The criminal complaint for “trading images of child pornography online in September 2010” was filed in May 2012. The charges in the complaint were a result of an “extensive investigation” into Sachtleben that included a forensic search of his “computer equipment and email accounts,” according to the Justice Department.
Agents would have been combing through Sachtleben’s equipment and email before the seizure of AP’s records. Did agents really not come across any evidence while conducting a search of his computer that suggested he not only was trading child pornography but also had leaked classified information? Did his name really only appear after they seized records?
The news of Sachtleben’s plea would appear to vindicate the Justice Department, particularly Deputy Attorney General James Cole, who took a lot of heat for signing off on the decision. This development, along with the revised guidelines for news media policies, would make it seem like reporters and press freedom groups have no reasonable basis for concern. However, the Reporters Committee for Freedom of the Press’ (RCFP) letter to the Justice Department sent on May 14, 2013, still highlights issues that do not go away because of this guilty plea.
The subpoena for information was not narrow in scope. The Justice Department had an obligation to inform and negotiate with AP unless they believed that would “pose a substantial threat to the integrity of the investigation.” The Justice Department did not balance interests—the interests of law enforcement and the interests of freedom of the press central to news gathering.
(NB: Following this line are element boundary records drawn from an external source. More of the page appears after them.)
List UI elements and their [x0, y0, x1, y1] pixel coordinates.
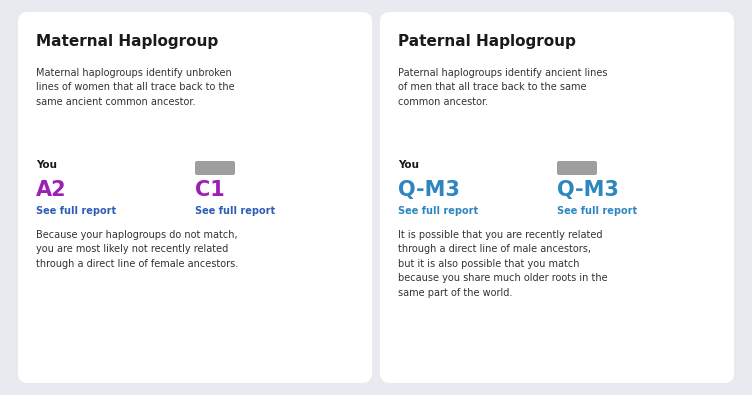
Text: See full report: See full report — [557, 206, 637, 216]
FancyBboxPatch shape — [380, 12, 734, 383]
Text: It is possible that you are recently related
through a direct line of male ances: It is possible that you are recently rel… — [398, 230, 608, 297]
Text: Paternal Haplogroup: Paternal Haplogroup — [398, 34, 576, 49]
Text: See full report: See full report — [36, 206, 116, 216]
FancyBboxPatch shape — [195, 161, 235, 175]
Text: See full report: See full report — [398, 206, 478, 216]
Text: Maternal haplogroups identify unbroken
lines of women that all trace back to the: Maternal haplogroups identify unbroken l… — [36, 68, 235, 107]
Text: Q-M3: Q-M3 — [557, 180, 619, 200]
Text: You: You — [36, 160, 57, 170]
Text: See full report: See full report — [195, 206, 275, 216]
Text: Maternal Haplogroup: Maternal Haplogroup — [36, 34, 218, 49]
Text: C1: C1 — [195, 180, 225, 200]
FancyBboxPatch shape — [557, 161, 597, 175]
Text: You: You — [398, 160, 419, 170]
Text: Q-M3: Q-M3 — [398, 180, 460, 200]
Text: Because your haplogroups do not match,
you are most likely not recently related
: Because your haplogroups do not match, y… — [36, 230, 238, 269]
Text: A2: A2 — [36, 180, 67, 200]
Text: Paternal haplogroups identify ancient lines
of men that all trace back to the sa: Paternal haplogroups identify ancient li… — [398, 68, 608, 107]
FancyBboxPatch shape — [18, 12, 372, 383]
Though the Justice Department issued new guidelines for news media addressing these issues, RCFP has pointed out that the Justice Department is still able to seize any “relevant” records, not only records “essential” to the investigation. That gives the government broad authority to collect records of journalists.
While the Justice Department may have needed some of the phone records, it remains unclear what effort the Justice Department undertook to obtain the information from alternative sources before seizing the broad array of journalists’ records.
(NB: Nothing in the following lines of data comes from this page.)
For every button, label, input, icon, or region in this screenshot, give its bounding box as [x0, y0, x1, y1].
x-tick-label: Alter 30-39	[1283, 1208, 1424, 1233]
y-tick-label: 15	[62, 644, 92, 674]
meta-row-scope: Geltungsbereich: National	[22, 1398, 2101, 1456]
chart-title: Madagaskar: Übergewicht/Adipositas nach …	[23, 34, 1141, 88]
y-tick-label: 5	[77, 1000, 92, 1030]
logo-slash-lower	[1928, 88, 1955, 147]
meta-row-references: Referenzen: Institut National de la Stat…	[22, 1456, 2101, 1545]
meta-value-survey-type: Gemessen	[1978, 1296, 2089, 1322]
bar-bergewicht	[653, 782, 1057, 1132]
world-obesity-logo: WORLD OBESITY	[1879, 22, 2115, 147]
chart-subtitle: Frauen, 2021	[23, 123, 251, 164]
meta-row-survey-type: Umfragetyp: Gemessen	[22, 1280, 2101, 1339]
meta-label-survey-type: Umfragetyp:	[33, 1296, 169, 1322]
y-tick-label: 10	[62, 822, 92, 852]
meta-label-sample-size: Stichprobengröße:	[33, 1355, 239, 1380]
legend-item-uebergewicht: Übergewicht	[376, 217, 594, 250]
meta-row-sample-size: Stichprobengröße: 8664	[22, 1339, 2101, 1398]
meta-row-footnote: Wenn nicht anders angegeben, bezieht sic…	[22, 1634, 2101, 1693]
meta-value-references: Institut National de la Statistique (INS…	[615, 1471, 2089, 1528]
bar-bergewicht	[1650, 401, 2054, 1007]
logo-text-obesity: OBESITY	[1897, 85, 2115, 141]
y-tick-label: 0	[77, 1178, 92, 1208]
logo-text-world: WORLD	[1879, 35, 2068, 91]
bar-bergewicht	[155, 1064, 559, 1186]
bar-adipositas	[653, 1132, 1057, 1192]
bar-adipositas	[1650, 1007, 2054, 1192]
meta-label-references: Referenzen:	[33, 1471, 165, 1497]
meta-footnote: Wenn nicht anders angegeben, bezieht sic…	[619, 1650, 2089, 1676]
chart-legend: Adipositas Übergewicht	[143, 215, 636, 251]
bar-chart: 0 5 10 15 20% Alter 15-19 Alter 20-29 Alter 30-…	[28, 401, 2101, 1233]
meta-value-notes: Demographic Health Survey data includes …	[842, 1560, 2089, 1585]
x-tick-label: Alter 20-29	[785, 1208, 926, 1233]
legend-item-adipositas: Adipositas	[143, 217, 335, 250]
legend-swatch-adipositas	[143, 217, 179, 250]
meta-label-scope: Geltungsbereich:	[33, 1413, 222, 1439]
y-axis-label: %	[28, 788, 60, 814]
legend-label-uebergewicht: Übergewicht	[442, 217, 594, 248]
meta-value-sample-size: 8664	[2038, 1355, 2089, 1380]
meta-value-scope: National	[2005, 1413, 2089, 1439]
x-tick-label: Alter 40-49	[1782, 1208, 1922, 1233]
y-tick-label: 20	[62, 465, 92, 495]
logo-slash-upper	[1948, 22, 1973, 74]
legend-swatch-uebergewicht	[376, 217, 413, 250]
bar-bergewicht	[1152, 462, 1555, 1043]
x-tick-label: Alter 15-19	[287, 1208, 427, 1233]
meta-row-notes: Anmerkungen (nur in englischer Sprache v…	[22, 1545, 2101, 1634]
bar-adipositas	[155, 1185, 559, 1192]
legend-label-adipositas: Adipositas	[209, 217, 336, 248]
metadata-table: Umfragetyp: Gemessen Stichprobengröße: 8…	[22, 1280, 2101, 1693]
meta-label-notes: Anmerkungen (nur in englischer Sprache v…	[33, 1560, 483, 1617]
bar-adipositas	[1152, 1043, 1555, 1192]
This is why there needs to be a federal media shield law, one that establishes a process that forces the government to argue in court that it should be authorized to seek records for any leak or other criminal investigation it believes it needs to successfully prosecute offenses.
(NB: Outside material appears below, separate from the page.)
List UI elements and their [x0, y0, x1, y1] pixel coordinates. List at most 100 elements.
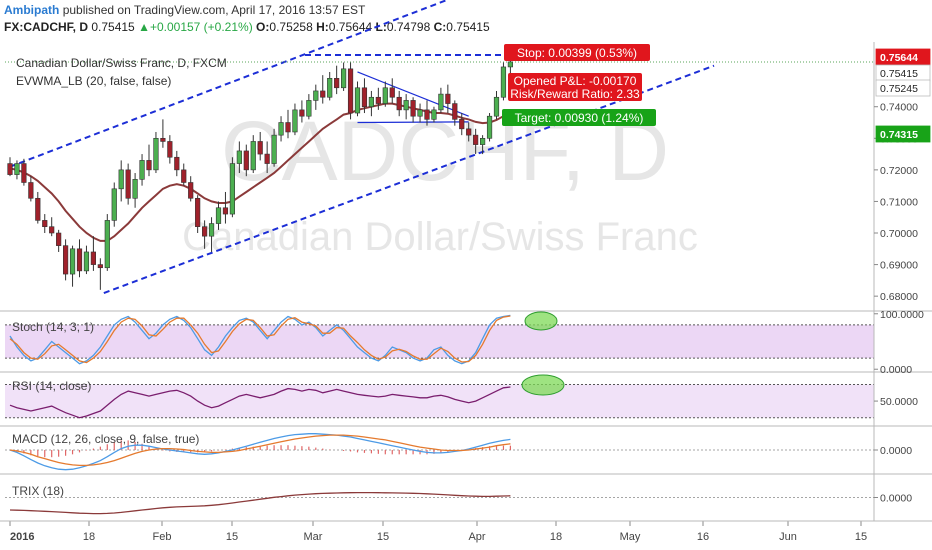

Additional Thoughts on Sachtleben’s Case
Sachtleben pled guilty to violating the Espionage Act and, like Pvt. Chelsea Manning, the government will secure a conviction by simply pointing out that he violated non-disclosure agreements and the information was classified and its release could have been potentially damaging to the United States. It does not mean there was any damage. In fact, although the case involved the exposing of a double agent that may have put intelligence operations at risk, it does not seem that Sachtleben leaked information that exposed that double agent’s identity. Someone else not charged and prosecuted was responsible for disclosing that sensitive information.
The eight previous leakers who were charged with violating the Espionage Act under Obama are: former NSA contractor Edward Snowden, former NSA employee Thomas Drake, former FBI linguist Shamai Leibowitz, Private Chelsea Manning, former State Department employee Stephen Kim, former CIA officer Jeffrey Sterling, former CIA officer John Kiriakou and former government contractor James Hitselberger. [Hitselberger’s leak was not a leak to media but a leak to a library or archive. Oftentimes, he is excluded in media coverage of Obama’s prosecutions of leakers.]
The Espionage Act is a World War I-era law that was never intended to be used as a law to prosecute leaks. Yet, in Sachtleben’s case and previous cases, the Justice Department has transformed it into a de facto Official Secrets Act, a law against leaks which the Congress has never passed.
Currently, there is no process for a leaker to argue that he or she had “good faith” or good intentions when providing information to a media organization. That creates pressure for defendants to plead guilty to Espionage Act charges and not fight them by going to trial.